Study of Poisson geometry and its application

泊松几何研究及其应用

• 批准号: 12440022
• 负责人: MAEDA Yoshiaki
• 金额: $ 6.72万
• 依托单位: Keio University
• 依托单位国家: 日本
• 项目类别: Grant-in-Aid for Scientific Research (B)
• 财政年份: 2000
• 资助国家: 日本
• 起止时间: 2000 至 2002
• 项目状态: 已结题
• 来源: https://kaken.nii.ac.jp/en/grant/KAKENHI-PROJECT-12440022/
• 关键词: deformation quantizations; groupoids; Index theorem; D-brane; Hochshields cohomology; 変形量子化; Navier-Stokes equatin; Seiberg Witten equatin; non commutative geometry; Painleve equatin; K-theory; 非可換微分幾何学; 弦理論; Seiberg-Witten不変量; ポアソン構造

Poisson Geometry, which is the extended notion of symplectic geometry, is now developing quite recently. However, this research fields is not common in Japan, while this research field is much developing in Europe and the United State. In our Study, we have a mission to develop this research fields in Japan, and to coorporate with the researchers who are working on this fields in Europe and the Unites States. The first our development is to study the convergence problems on deformation quantizations. For the case of formal deformations, M. Kontsevich has given a pretty result. It is important problem to study the convergence for the deformation quantizations. Through our research, we found the totally different feature for the convergence of the deformation quantizations, and propose a new geometric objects on gerbes. We will extend our research on the convergence of the deformation quantization as a future task. By this grant, we have two major international symposia in 2001 and 2002, which has noncommutative geometry and D-brane as main Topics. We could have many visitors from abroad and also from domestic research institutes. We have published a proceedings for our research developments. Maeda has been invited to the Poisson 2002 international conference at Lisbon and gave a talk on this problem, which was very interesting for the participants. We have also visited various meetings in Japan and outside of Japan to make strong activities. As a results, we could have a international research groups on noncommutative geometry, which is able to develop the research.
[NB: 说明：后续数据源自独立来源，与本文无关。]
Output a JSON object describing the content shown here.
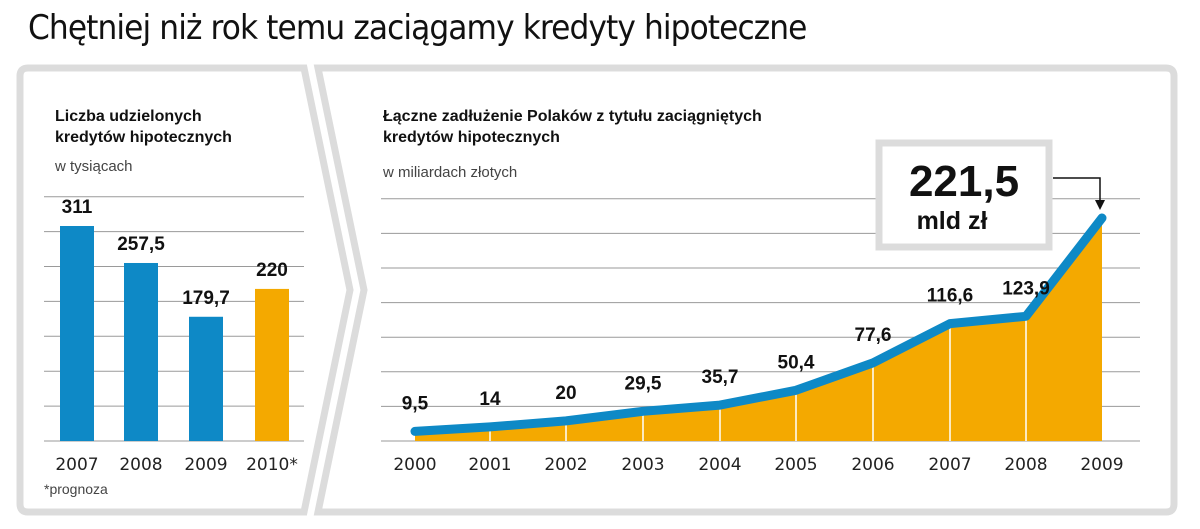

泊松几何是辛几何的推广，是近年来发展起来的一个新概念。然而，这一研究领域在日本并不普遍，而这一研究领域在欧洲和美国正在大力发展。在我们的研究中，我们有一个使命，在日本发展这一研究领域，并与欧洲和美国在这一领域工作的研究人员进行交流。我们的第一个发展是研究形变量子化的收敛问题。对于形式变形的情形，M.孔采维奇给出了一个很好的结果。研究形变量子化的收敛性是形变量子化的一个重要问题。通过我们的研究，我们发现了变形量化的收敛性的完全不同的特点，并提出了一种新的几何对象gerbes。我们将把形变量子化的收敛性作为一个未来的任务来扩展我们的研究。在此资助下，我们于2001年和2002年举办了两次以非对易几何和D-膜为主要专题的国际学术讨论会。我们会有很多来自国外和国内研究机构的参观者。我们已经出版了一份研究进展的论文集。前田已被邀请到泊松2002年国际会议在里斯本，并就这个问题，这是非常有趣的与会者发表了讲话。我们还参加了日本国内外的各种会议，开展了强有力的活动。因此，我们可以有一个国际性的非对易几何研究小组，这是能够发展的研究。

项目成果

前田 吉昭: "Star exponential functions for quadratic forms and polar elements"Contempolary of Mathematics. 315. 25-38 (2002)

前田义明：“二次形式和极元的星指数函数”《当代数学》315. 25-38 (2002)。

谷 温之: "Aboundary value problem for an 'uefinite elestic strup with a-seuce-uefinite raye"Journal of Elaslicity. 66,3. 193-206 (2002)

Atsuyuki Tani：“带有 a-seuce-uefinite raye 的 uefinite elestic strup 的边界值问题”Journal of Elaslicity 66,3 (2002)。

A.Tani,S.Ito: "The initial value problem for the non-homogeneous Navier-Stokes equation with general slip boundary"Proc.Roy.Soc.Edinburgh. 130. 827-835 (2000)

A.Tani，S.Ito：“具有一般滑移边界的非齐次 Navier-Stokes 方程的初值问题”Proc.Roy.Soc.Edinburgh。

前田 吉昭: "Star exponential functions for quadrotic forms and polar elements"Contempolary of Mathematics. 315. 25-38 (2002)

前田义明：“二次形式和极元的星指数函数”《当代数学》315. 25-38 (2002)。

前田 吉昭: "Convert star product on Preehet linear Poisson algebra of Heisenberg type"Contempolary of Mathematics. 288. 391-395 (2001)

Yoshiaki Maeda：“海森堡型 Preehet 线性泊松代数的星积转换”《当代数学》288. 391-395 (2001)。